The centre-left Süddeutsche Zeitung took a step back from the riots themselves and zoomed instead on the reaction of German commentators. And its assessment wasn’t positive.

Commentators here were too quick to turn negative world events into ammunition for their own agendas. And such facile debate was in danger of producing knee-jerk reactions.

“There is something akin to a German catastrophe vampirism. It takes misfortune, assassination and crime that happens elsewhere in the world and quickly exploits them for the political debate in Germany.''

For instance, the Norway massacre sparked debates about banning the far-right National Democratic Party or reviving mandatory electronic data retention laws — debates which came at the expense of genuine and measured compassion.

And now the riots in Britain had prompted a debate about whether something similar could happen in Berlin and Hamburg.

“The world view in Germany is self-centred.
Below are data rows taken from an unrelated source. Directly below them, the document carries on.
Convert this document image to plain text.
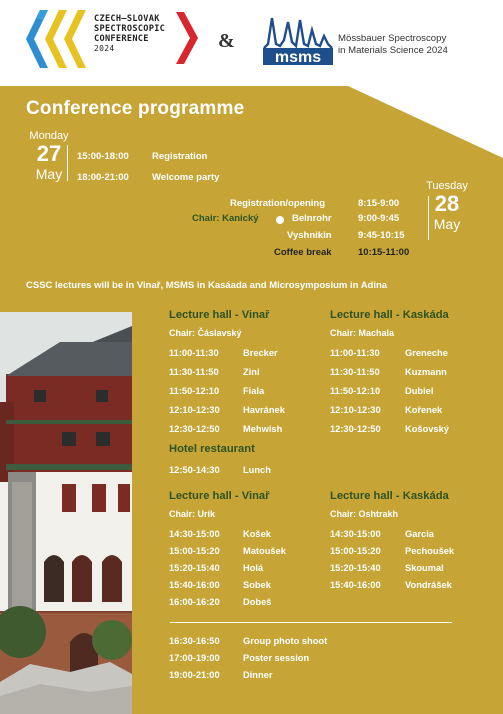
CZECH–SLOVAK
SPECTROSCOPIC
CONFERENCE
2024	&
msms
Mössbauer Spectroscopy
in Materials Science 2024
Conference programme
Monday
27
May
15:00-18:00 Registration
18:00-21:00 Welcome party
Registration/opening	8:15-9:00
Chair: Kanický	Belnrohr	9:00-9:45
Vyshnikin	9:45-10:15
Coffee break	10:15-11:00
Tuesday
28
May
CSSC lectures will be in Vinař, MSMS in Kasáada and Microsymposium in Adina
Lecture hall - Vinař
Chair: Čáslavský
11:00-11:30	Brecker
11:30-11:50	Zini
11:50-12:10	Fiala
12:10-12:30	Havránek
12:30-12:50	Mehwish
Lecture hall - Kaskáda
Chair: Machala
11:00-11:30	Greneche
11:30-11:50	Kuzmann
11:50-12:10	Dubiel
12:10-12:30	Kořenek
12:30-12:50	Košovský
Hotel restaurant
12:50-14:30	Lunch
Lecture hall - Vinař
Chair: Urík
14:30-15:00	Košek
15:00-15:20	Matoušek
15:20-15:40	Holá
15:40-16:00	Sobek
16:00-16:20	Dobeš
Lecture hall - Kaskáda
Chair: Oshtrakh
14:30-15:00	Garcia
15:00-15:20	Pechoušek
15:20-15:40	Skoumal
15:40-16:00	Vondrášek
16:30-16:50	Group photo shoot
17:00-19:00	Poster session
19:00-21:00	Dinner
It is oriented towards a quick political commercialisation and it leads to a kind of expert astrology.''

The instant reaction, which the paper likened to packet soup, were a mixture of “genuine concern, an I-told-you-so’ attitude and a pleasurable thrill.”

The left-leaning Berliner Zeitung had trouble buying Minister Friedrich’s assurances that nothing like this could happen in Germany. While it was true that Germany’s welfare system and less conspicuous wealth divide absorbed the worst of the social antagonism that had gripped Britain, there was a lesson that Germany must heed, the paper wrote.

“Sadly what the optimistic minister does not mention is that we have long been ignominiously catching up. Income and wealth disparities have grown and not shrunk, even in Germany,” it wrote.

Rather than taking the violent path of Britain’s rioters, however, Germans should look to the Spanish and Israelis who’ve taken to the streets peacefully to protest against the theft of their futures.

“They still have their pride, their hope and their belief in the effectiveness of peaceful argument,” it wrote of the Spanish and Israeli protesters. “The hoodies on England’s streets, it seems, are past that.

“Who can say for sure that Spanish, Israeli, even German youths are not on the same path, even if perhaps a generation later. There is still time to fight the growing divisions in Germany, rather than denying them like Minister Friedrich.”